The money isn’t entirely surprising, given who founded the company — Mike Cagney, who founded SoFi and built it into a major player in student loan refinancing in the U.S. before leaving amid allegations of sexual harassment and an anything-goes corporate culture that saw at least two former employees sue the company.
Today, SoFi has moved on under the leadership of CEO Anthony Noto, a former Twitter executive who is working to reshape SoFi from a lending company into more of a full-fledged financial services company, with savings and checking accounts, as well as exchange-traded funds, all with the aim of making its platform stickier than in the past.
It may be a bigger endeavor than Noto had realized. Though Cagney once predicted the company would IPO in 2018 or 2019, SoFi isn’t even considering a public offering this year, Noto told reporters earlier this week.
Cagney has meanwhile moved on, too, though he still seems set on taking on traditional banks.
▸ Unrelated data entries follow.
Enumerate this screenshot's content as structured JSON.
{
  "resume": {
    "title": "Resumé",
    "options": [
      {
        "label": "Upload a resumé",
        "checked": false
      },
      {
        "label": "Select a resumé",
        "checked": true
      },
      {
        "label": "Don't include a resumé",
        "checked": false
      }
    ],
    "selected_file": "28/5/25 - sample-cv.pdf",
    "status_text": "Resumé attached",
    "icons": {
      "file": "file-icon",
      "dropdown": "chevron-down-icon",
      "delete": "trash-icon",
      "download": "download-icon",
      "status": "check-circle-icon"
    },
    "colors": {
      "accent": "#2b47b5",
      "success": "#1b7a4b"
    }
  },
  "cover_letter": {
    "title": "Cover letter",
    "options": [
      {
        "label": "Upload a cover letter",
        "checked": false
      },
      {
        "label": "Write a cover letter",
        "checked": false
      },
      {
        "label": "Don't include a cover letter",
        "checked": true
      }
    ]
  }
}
Indeed, while Figure is providing home loans today — it says it has provided more than 1,500 home equity lines to date — it’s also moving to diversify into new areas, including wealth management, unsecured consumer loans and checking accounts offered (for now) in partnership with an existing bank.
Interestingly, Figure, which employs 100 people, is targeting a very different demographic than did SoFi, as Cagney told American Banker recently. Whereas SoFi marketed to young people earning high salaries, Figure is going after older customers who may not be seeing much in the way of income but have much of their wealth tied up in their homes instead.
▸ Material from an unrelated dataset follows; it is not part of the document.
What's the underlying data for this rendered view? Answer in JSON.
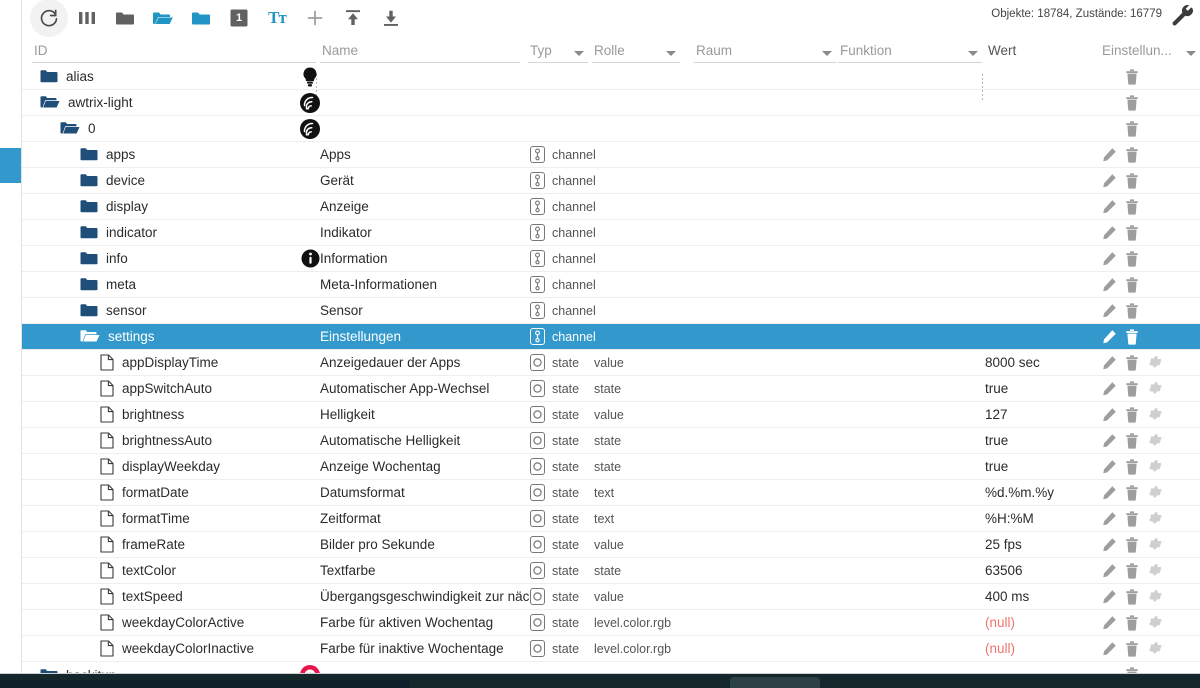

Given that older Americans are projected to outnumber children for the first time in history by 2030, according to U.S. census data, Cagney clearly sees the writing on the wall.
Unsurprisingly, he’s not the only one. Other startups trying to make it easier for Americans to borrow against their homes include Point, a roughly four-year-old startup that lends capital to people and receives partial ownership in their homes in return.
Cagney co-founded Figure with his wife, June Ou, who is the company’s chief operating officer. She was previously chief technology officer at SoFi.
As for its culture and lingering questions that customers and potential partners may have about what happened at SoFi, Cagney — who has said he had consensual sexual relationships with female subordinates at SoFi — insists that Figure is benefiting from lessons learned.
At SoFi, he told American Banker, “[W]e grew so fast and we never really understood what we were going to grow into, and culture never took a front seat.” Figure meanwhile has a “very clear adherence to a no-asshole policy.”